C&S Corp. will replace G4S, which failed to hire enough guards to staff entry gates when it began working for the military in December 2011. Guards held protests outside USFK bases for months, claiming G4S unfairly cut their wages and lengthened their work hours. USFK troops were forced to man gates until G4S reached adequate staffing March 23.
Since the handover was announced in September, some guards have threatened to go on strike again if they don’t get a raise. Union officials have said the amount of C&S Corp.’s three-year contract with the military might not be enough to maintain current pay levels.
The $57.3 million C&S contract averages out to $19.1 million per year. The $108.3 million five-year contract with G4S averaged out to $21.66 million annually.
However, both C&S and the military said Wednesday that none of the several unions representing guards have indicated they will go on strike.
Larry Reilly, spokesman for the U.S. Army’s Installation Management Command Pacific Region, said in an email that the only expected difference Thursday will be “the change in uniforms that the gate guards will wear.”
One union leader, Kim Hyunjoong, said his members will work for C&S but plan to continue negotiations with the company.

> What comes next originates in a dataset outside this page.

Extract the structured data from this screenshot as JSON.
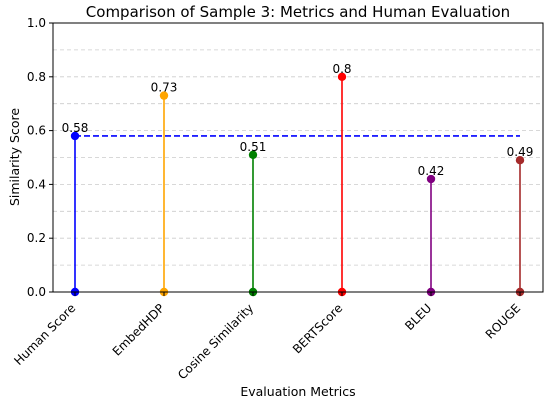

Kim Ji-hyoung, leader of another union, said members reluctantly decided this week not to go on strike and wish “any company beside C&S would take over.”
“Our members have had a difficult time financially because we’ve been protesting (against G4S) during the past year, so we need to make a living,” he said.
Park Deok Seo, a union leader who has been outspoken in his criticism of both G4S and C&S, did not return multiple calls. In September, he said his union’s members were prepared to go on strike if C&S does not provide raises.
G4S has agreed to repay the military $750,000 for its contractual failures.